While they have published some commendable journalism (I am a card carrying progressive), RS is a music based publication, so I will judge them by that. Their business model seems grounded around selling CDs. Look at a list of recent album reviews in any issue you'll see a mean around three and a half stars. It's a brilliantly ambiguous rating really. You could apply it to a Lenny Kravitz album or an Elliott Smith CD and no one will be the wiser. To be fair, unlike Pee-Fork, their reviews are mercifully short and entirely readable. Here's paragraph one of a criminally enthusiastic Creed review:

On Weathered, Creed's lucid powerhouse of a third album, the Orlando, Florida, trio emerge as masters of hard-rock atmosphere. As Soundgarden proved with Superunknown, there are a million little intricacies to pulling off what sounds like big enormous rock.

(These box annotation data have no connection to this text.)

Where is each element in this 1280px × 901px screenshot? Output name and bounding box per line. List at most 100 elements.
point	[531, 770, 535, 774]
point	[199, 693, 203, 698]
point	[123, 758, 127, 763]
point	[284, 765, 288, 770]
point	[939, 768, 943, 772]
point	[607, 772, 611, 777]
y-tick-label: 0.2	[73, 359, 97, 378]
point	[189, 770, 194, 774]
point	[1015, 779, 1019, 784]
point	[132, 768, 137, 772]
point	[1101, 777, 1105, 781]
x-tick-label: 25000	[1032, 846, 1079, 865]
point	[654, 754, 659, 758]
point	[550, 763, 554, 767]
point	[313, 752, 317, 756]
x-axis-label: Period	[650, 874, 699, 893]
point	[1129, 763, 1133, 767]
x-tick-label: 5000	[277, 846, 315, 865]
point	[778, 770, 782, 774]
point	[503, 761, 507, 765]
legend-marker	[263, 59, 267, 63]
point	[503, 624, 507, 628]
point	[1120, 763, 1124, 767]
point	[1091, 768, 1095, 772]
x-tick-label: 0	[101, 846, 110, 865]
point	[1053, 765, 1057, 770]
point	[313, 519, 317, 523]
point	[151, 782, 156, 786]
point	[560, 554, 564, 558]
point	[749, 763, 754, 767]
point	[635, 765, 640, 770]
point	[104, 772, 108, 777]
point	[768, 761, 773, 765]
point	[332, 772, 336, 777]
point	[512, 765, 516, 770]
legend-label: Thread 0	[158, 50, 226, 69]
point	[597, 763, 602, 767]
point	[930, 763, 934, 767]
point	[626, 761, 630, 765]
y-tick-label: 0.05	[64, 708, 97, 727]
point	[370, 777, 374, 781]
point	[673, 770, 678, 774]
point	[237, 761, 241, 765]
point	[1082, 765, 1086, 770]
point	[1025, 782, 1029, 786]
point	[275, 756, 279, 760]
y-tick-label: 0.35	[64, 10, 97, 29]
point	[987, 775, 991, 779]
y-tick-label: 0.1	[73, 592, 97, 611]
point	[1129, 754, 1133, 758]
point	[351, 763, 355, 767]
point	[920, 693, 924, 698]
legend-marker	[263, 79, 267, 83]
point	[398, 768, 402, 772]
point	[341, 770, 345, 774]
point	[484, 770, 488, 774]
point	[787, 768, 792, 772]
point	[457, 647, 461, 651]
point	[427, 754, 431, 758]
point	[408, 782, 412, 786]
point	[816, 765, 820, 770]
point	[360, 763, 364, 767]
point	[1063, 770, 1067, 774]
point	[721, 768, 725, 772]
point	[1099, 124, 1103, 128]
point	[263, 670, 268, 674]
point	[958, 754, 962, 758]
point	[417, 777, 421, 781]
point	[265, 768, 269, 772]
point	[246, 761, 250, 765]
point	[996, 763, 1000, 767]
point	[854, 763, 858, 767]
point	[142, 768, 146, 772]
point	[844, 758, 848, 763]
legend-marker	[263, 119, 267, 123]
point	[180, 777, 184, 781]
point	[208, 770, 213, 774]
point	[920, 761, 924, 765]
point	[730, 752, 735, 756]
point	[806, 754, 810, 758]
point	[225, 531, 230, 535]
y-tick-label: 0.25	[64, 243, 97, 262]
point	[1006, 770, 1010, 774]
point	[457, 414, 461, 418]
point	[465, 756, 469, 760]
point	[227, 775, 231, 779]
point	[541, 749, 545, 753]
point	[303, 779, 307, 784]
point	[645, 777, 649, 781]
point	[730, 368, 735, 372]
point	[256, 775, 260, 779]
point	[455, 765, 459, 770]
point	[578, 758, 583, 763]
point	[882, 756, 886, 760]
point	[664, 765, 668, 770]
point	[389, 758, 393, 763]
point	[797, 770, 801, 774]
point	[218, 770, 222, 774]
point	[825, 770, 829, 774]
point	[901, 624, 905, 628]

And Creed are all over them: Weathered is rock of unusual focus and arrest, a beautifully distressed dance of sustained style and unapologetic emotion.

If there's a video of what Scott Stapp (Creed's grotesquely untalented frontman) did to the editors of RS to get that printed, I hope it was thrown into a volcano. For it surely involved the most base of carnality and the most unwilling of livestock.

But you can see, comparatively, the text is dumbed down-- refreshingly so. And yet this is a printed medium; a relic from the days of Gutenberg and the enlightenment. Shouldn't it at least be stuffier? Harder to read? No, our linguistic mass grave does not lie in the shadowy crevasses of the Internet, but our humility, our unpretentiousness, just might.